Various systems that release levonorgestrel are also used, and within 6 months of treatment, almost 100% of patients (up to 96%) get rid of dysmenorrhea, simultaneously providing the necessary level of contraception. In some severe cases, medications that suppress the production of hormones by the ovaries and induce drug castration can be used. However, persistence is almost always a functional disorder, and one can completely do without suppressing one’s own endocrine function.

When to scrape, or methods of surgical gynecology

Despite all the reluctance of women to go to the operating table, we must not forget that gynecology is a surgical specialty. In the event that there is no significant bleeding, the endometrium does not have pathology associated with hyperplasia, if this woman is of a relatively young age without proliferative diseases, then it is quite possible to treat such a pathology as persistence of the corpus luteum using conservative methods, for example, by prescribing combined oral contraceptives .

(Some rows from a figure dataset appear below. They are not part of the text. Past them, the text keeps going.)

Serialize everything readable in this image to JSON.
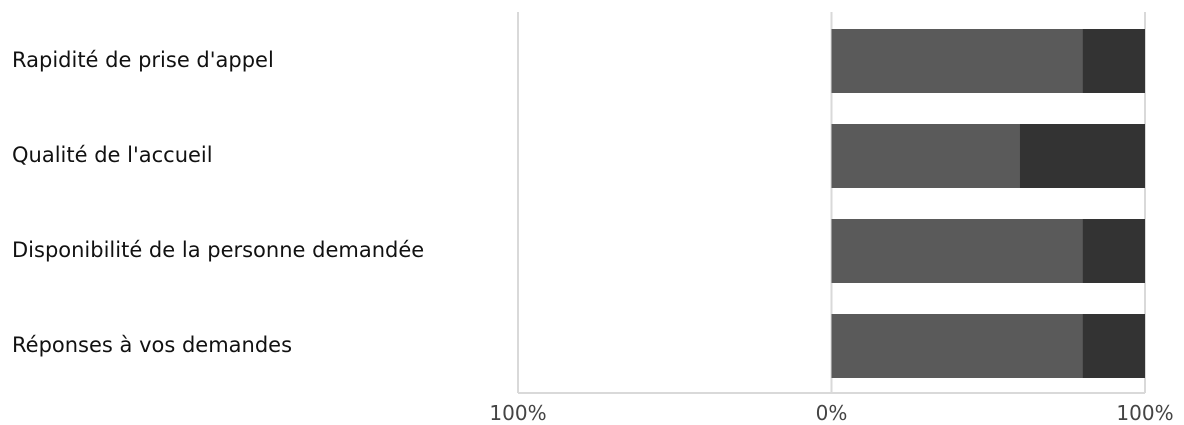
{
  "chart_data": {
    "type": "bar",
    "orientation": "horizontal",
    "stacked": true,
    "diverging": true,
    "categories": [
      "Rapidité de prise d'appel",
      "Qualité de l'accueil",
      "Disponibilité de la personne demandée",
      "Réponses à vos demandes"
    ],
    "series": [
      {
        "values": [
          80,
          60,
          80,
          80
        ],
        "color": "#5a5a5a"
      },
      {
        "values": [
          20,
          40,
          20,
          20
        ],
        "color": "#333333"
      }
    ],
    "xlim": [
      -100,
      100
    ],
    "x_ticks": [
      -100,
      0,
      100
    ],
    "x_tick_labels": [
      "100%",
      "0%",
      "100%"
    ],
    "grid": true,
    "legend": "none",
    "gridline_color": "#d9d9d9"
  }
}
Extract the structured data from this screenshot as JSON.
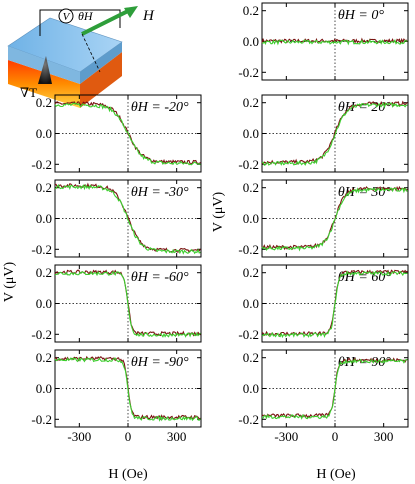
{
  "chart_data": {
    "type": "line",
    "xlabel": "H (Oe)",
    "ylabel": "V (μV)",
    "xlim": [
      -450,
      450
    ],
    "ylim": [
      -0.25,
      0.25
    ],
    "x_ticks": [
      -300,
      0,
      300
    ],
    "x_tick_labels": [
      "-300",
      "0",
      "300"
    ],
    "y_ticks": [
      0.2,
      0.0,
      -0.2
    ],
    "y_tick_labels": [
      "0.2",
      "0.0",
      "-0.2"
    ],
    "series_colors": [
      "#7a1212",
      "#3ccf2e"
    ],
    "inset_labels": {
      "voltmeter": "V",
      "theta": "θH",
      "field": "H",
      "gradient": "∇T"
    },
    "panels": [
      {
        "label": "θH = 0°",
        "angle": "0",
        "amplitude": 0.0
      },
      {
        "label": "θH = -20°",
        "angle": "-20",
        "amplitude": -0.19
      },
      {
        "label": "θH = 20°",
        "angle": "20",
        "amplitude": 0.19
      },
      {
        "label": "θH = -30°",
        "angle": "-30",
        "amplitude": -0.21
      },
      {
        "label": "θH = 30°",
        "angle": "30",
        "amplitude": 0.19
      },
      {
        "label": "θH = -60°",
        "angle": "-60",
        "amplitude": -0.2
      },
      {
        "label": "θH = 60°",
        "angle": "60",
        "amplitude": 0.2
      },
      {
        "label": "θH = -90°",
        "angle": "-90",
        "amplitude": -0.19
      },
      {
        "label": "θH = 90°",
        "angle": "90",
        "amplitude": 0.18
      }
    ]
  }
}
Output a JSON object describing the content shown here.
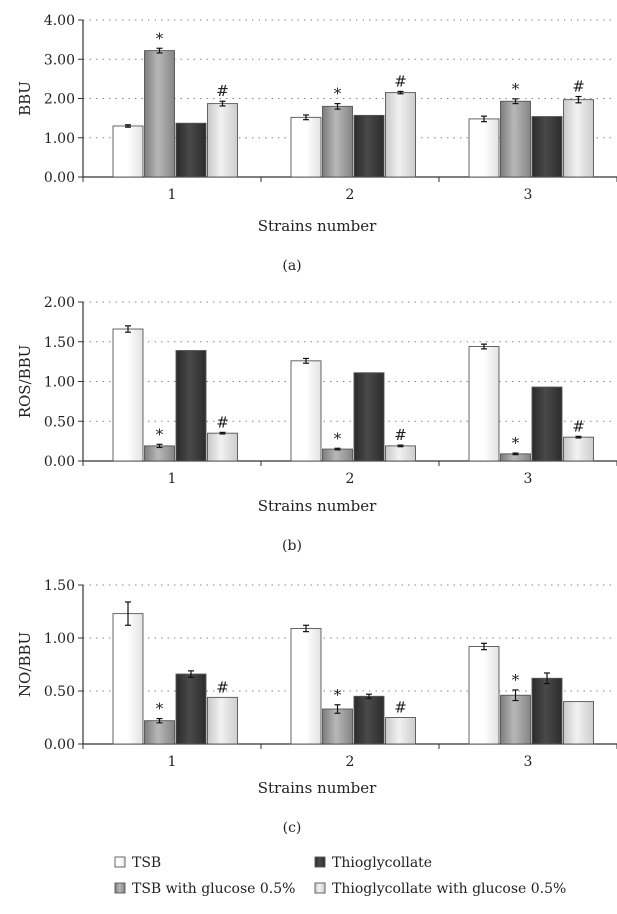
{
  "chart_data": [
    {
      "type": "bar",
      "panel_label": "(a)",
      "ylabel": "BBU",
      "xlabel": "Strains number",
      "ylim": [
        0,
        4
      ],
      "yticks": [
        "0.00",
        "1.00",
        "2.00",
        "3.00",
        "4.00"
      ],
      "categories": [
        "1",
        "2",
        "3"
      ],
      "grid": "dotted horizontal",
      "series": [
        {
          "name": "TSB",
          "values": [
            1.3,
            1.52,
            1.48
          ],
          "errors": [
            0.03,
            0.06,
            0.07
          ],
          "markers": [
            "",
            "",
            ""
          ]
        },
        {
          "name": "TSB with glucose 0.5%",
          "values": [
            3.22,
            1.8,
            1.93
          ],
          "errors": [
            0.06,
            0.07,
            0.06
          ],
          "markers": [
            "*",
            "*",
            "*"
          ]
        },
        {
          "name": "Thioglycollate",
          "values": [
            1.37,
            1.57,
            1.54
          ],
          "errors": [
            0,
            0,
            0
          ],
          "markers": [
            "",
            "",
            ""
          ]
        },
        {
          "name": "Thioglycollate with glucose 0.5%",
          "values": [
            1.87,
            2.15,
            1.97
          ],
          "errors": [
            0.06,
            0.03,
            0.08
          ],
          "markers": [
            "#",
            "#",
            "#"
          ]
        }
      ]
    },
    {
      "type": "bar",
      "panel_label": "(b)",
      "ylabel": "ROS/BBU",
      "xlabel": "Strains number",
      "ylim": [
        0,
        2
      ],
      "yticks": [
        "0.00",
        "0.50",
        "1.00",
        "1.50",
        "2.00"
      ],
      "categories": [
        "1",
        "2",
        "3"
      ],
      "grid": "dotted horizontal",
      "series": [
        {
          "name": "TSB",
          "values": [
            1.66,
            1.26,
            1.44
          ],
          "errors": [
            0.04,
            0.03,
            0.03
          ],
          "markers": [
            "",
            "",
            ""
          ]
        },
        {
          "name": "TSB with glucose 0.5%",
          "values": [
            0.19,
            0.15,
            0.09
          ],
          "errors": [
            0.02,
            0.01,
            0.01
          ],
          "markers": [
            "*",
            "*",
            "*"
          ]
        },
        {
          "name": "Thioglycollate",
          "values": [
            1.39,
            1.11,
            0.93
          ],
          "errors": [
            0,
            0,
            0
          ],
          "markers": [
            "",
            "",
            ""
          ]
        },
        {
          "name": "Thioglycollate with glucose 0.5%",
          "values": [
            0.35,
            0.19,
            0.3
          ],
          "errors": [
            0.01,
            0.01,
            0.01
          ],
          "markers": [
            "#",
            "#",
            "#"
          ]
        }
      ]
    },
    {
      "type": "bar",
      "panel_label": "(c)",
      "ylabel": "NO/BBU",
      "xlabel": "Strains number",
      "ylim": [
        0,
        1.5
      ],
      "yticks": [
        "0.00",
        "0.50",
        "1.00",
        "1.50"
      ],
      "categories": [
        "1",
        "2",
        "3"
      ],
      "grid": "dotted horizontal",
      "series": [
        {
          "name": "TSB",
          "values": [
            1.23,
            1.09,
            0.92
          ],
          "errors": [
            0.11,
            0.03,
            0.03
          ],
          "markers": [
            "",
            "",
            ""
          ]
        },
        {
          "name": "TSB with glucose 0.5%",
          "values": [
            0.22,
            0.33,
            0.46
          ],
          "errors": [
            0.02,
            0.04,
            0.05
          ],
          "markers": [
            "*",
            "*",
            "*"
          ]
        },
        {
          "name": "Thioglycollate",
          "values": [
            0.66,
            0.45,
            0.62
          ],
          "errors": [
            0.03,
            0.02,
            0.05
          ],
          "markers": [
            "",
            "",
            ""
          ]
        },
        {
          "name": "Thioglycollate with glucose 0.5%",
          "values": [
            0.44,
            0.25,
            0.4
          ],
          "errors": [
            0,
            0,
            0
          ],
          "markers": [
            "#",
            "#",
            ""
          ]
        }
      ]
    }
  ],
  "legend": {
    "placement": "bottom",
    "items": [
      "TSB",
      "Thioglycollate",
      "TSB with glucose 0.5%",
      "Thioglycollate with glucose 0.5%"
    ]
  },
  "colors": {
    "tsb": "#ffffff",
    "tsb_glucose": "#9e9e9e",
    "thioglycollate": "#3a3a3a",
    "thioglycollate_glucose": "#d9d9d9",
    "outline": "#555555"
  }
}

But if a woman is taken “in an ambulance,” with abdominal pain, prolonged bleeding, anemia and low hemoglobin, then, most likely, according to emergency indications, she will undergo diagnostic and therapeutic curettage, a biopsy, and hysteroscopy. Therefore, at present, in its pure form, such a functional diagnosis as persistence of the corpus luteum is rarely made, and there are several reasons for this. This is a craze for oral contraceptives, as well as a significant decrease in the health literacy of the population. Women try to cope with cycle disruption on their own. And if this condition is delayed, then there is a great chance of ending up on the operating table in order to avoid serious complications.

Hormonal support

To treat insufficiency of the temporary gland, gynecology prescribes hormonal drugs that stimulate its functioning. They must be taken if a woman is having difficulty conceiving, before IVF, or if she has been diagnosed with insufficiency during gestation.

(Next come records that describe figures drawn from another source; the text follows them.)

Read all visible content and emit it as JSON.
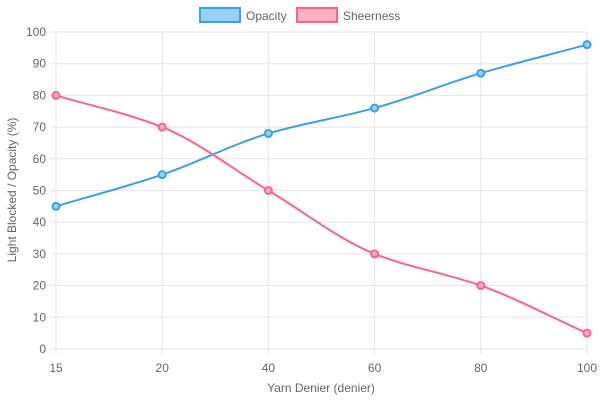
{
  "chart_data": {
    "type": "line",
    "categories": [
      "15",
      "20",
      "40",
      "60",
      "80",
      "100"
    ],
    "xlabel": "Yarn Denier (denier)",
    "ylabel": "Light Blocked / Opacity (%)",
    "ylim": [
      0,
      100
    ],
    "yticks": [
      "0",
      "10",
      "20",
      "30",
      "40",
      "50",
      "60",
      "70",
      "80",
      "90",
      "100"
    ],
    "grid": true,
    "legend_position": "top",
    "series": [
      {
        "name": "Opacity",
        "values": [
          45,
          55,
          68,
          76,
          87,
          96
        ],
        "color": "#36a2eb",
        "fill": "#9ad0f5"
      },
      {
        "name": "Sheerness",
        "values": [
          80,
          70,
          50,
          30,
          20,
          5
        ],
        "color": "#ff6384",
        "fill": "#ffb1c1"
      }
    ]
  }
}
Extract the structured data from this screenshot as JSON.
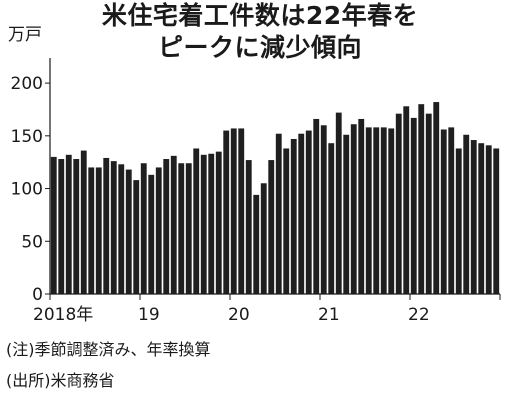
{
  "chart_data": {
    "type": "bar",
    "title_lines": [
      "米住宅着工件数は22年春を",
      "ピークに減少傾向"
    ],
    "unit_label": "万戸",
    "ylim": [
      0,
      220
    ],
    "yticks": [
      0,
      50,
      100,
      150,
      200
    ],
    "grid": false,
    "bar_color": "#1f1f1f",
    "year_labels": [
      "2018年",
      "19",
      "20",
      "21",
      "22"
    ],
    "values": [
      130,
      128,
      132,
      128,
      136,
      120,
      120,
      129,
      126,
      123,
      118,
      108,
      124,
      113,
      120,
      128,
      131,
      124,
      124,
      138,
      132,
      133,
      135,
      155,
      157,
      157,
      127,
      94,
      105,
      127,
      152,
      138,
      147,
      152,
      155,
      166,
      160,
      143,
      172,
      151,
      161,
      166,
      158,
      158,
      158,
      157,
      171,
      178,
      167,
      180,
      171,
      182,
      156,
      158,
      138,
      151,
      146,
      143,
      141,
      138
    ],
    "notes": [
      "(注)季節調整済み、年率換算",
      "(出所)米商務省"
    ]
  }
}
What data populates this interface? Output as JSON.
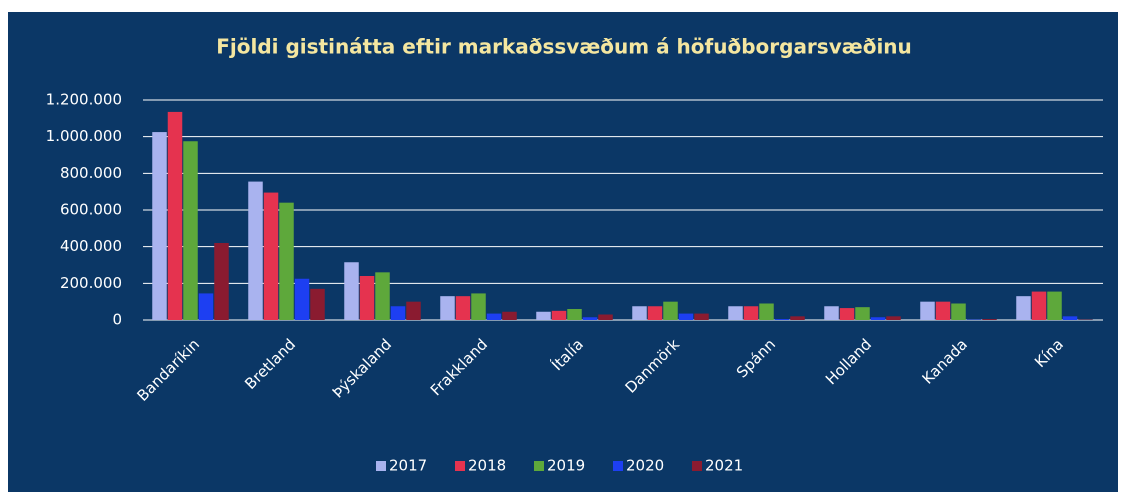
{
  "chart_data": {
    "type": "bar",
    "title": "Fjöldi gistinátta eftir markaðssvæðum á höfuðborgarsvæðinu",
    "categories": [
      "Bandaríkin",
      "Bretland",
      "Þýskaland",
      "Frakkland",
      "Ítalía",
      "Danmörk",
      "Spánn",
      "Holland",
      "Kanada",
      "Kína"
    ],
    "series": [
      {
        "name": "2017",
        "color": "#a9b3ef",
        "values": [
          1025000,
          755000,
          315000,
          130000,
          45000,
          75000,
          75000,
          75000,
          100000,
          130000
        ]
      },
      {
        "name": "2018",
        "color": "#e5334f",
        "values": [
          1135000,
          695000,
          240000,
          130000,
          50000,
          75000,
          75000,
          65000,
          100000,
          155000
        ]
      },
      {
        "name": "2019",
        "color": "#5ea83b",
        "values": [
          975000,
          640000,
          260000,
          145000,
          60000,
          100000,
          90000,
          70000,
          90000,
          155000
        ]
      },
      {
        "name": "2020",
        "color": "#1d3ff2",
        "values": [
          145000,
          225000,
          75000,
          35000,
          15000,
          35000,
          5000,
          15000,
          2000,
          20000
        ]
      },
      {
        "name": "2021",
        "color": "#8a1b30",
        "values": [
          420000,
          170000,
          100000,
          45000,
          30000,
          35000,
          20000,
          20000,
          5000,
          2000
        ]
      }
    ],
    "ylim": [
      0,
      1200000
    ],
    "yticks": [
      0,
      {
        "value": 200000,
        "label": "200.000"
      },
      {
        "value": 400000,
        "label": "400.000"
      },
      {
        "value": 600000,
        "label": "600.000"
      },
      {
        "value": 800000,
        "label": "800.000"
      },
      {
        "value": 1000000,
        "label": "1.000.000"
      },
      {
        "value": 1200000,
        "label": "1.200.000"
      }
    ],
    "grid": true,
    "legend": "bottom"
  }
}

No.NameActive substanceRelease formIndications
1UtrozhestanProgesterone identical to that produced by VTCapsulesInfertility due to luteal insufficiency. Threat of miscarriage due to progesterone deficiency, anovulation, hormone replacement therapy in pre-, peri- and postmenopause, prevention of premature birth, preparation for IVF.
2DuphastonDydrogesterone, an analogue of natural progesteronePillsIndications are similar to Utrozhestan.

The corpus luteum plays an important role in the reproductive function of the female body. It is thanks to him that it becomes possible to conceive and bear a child.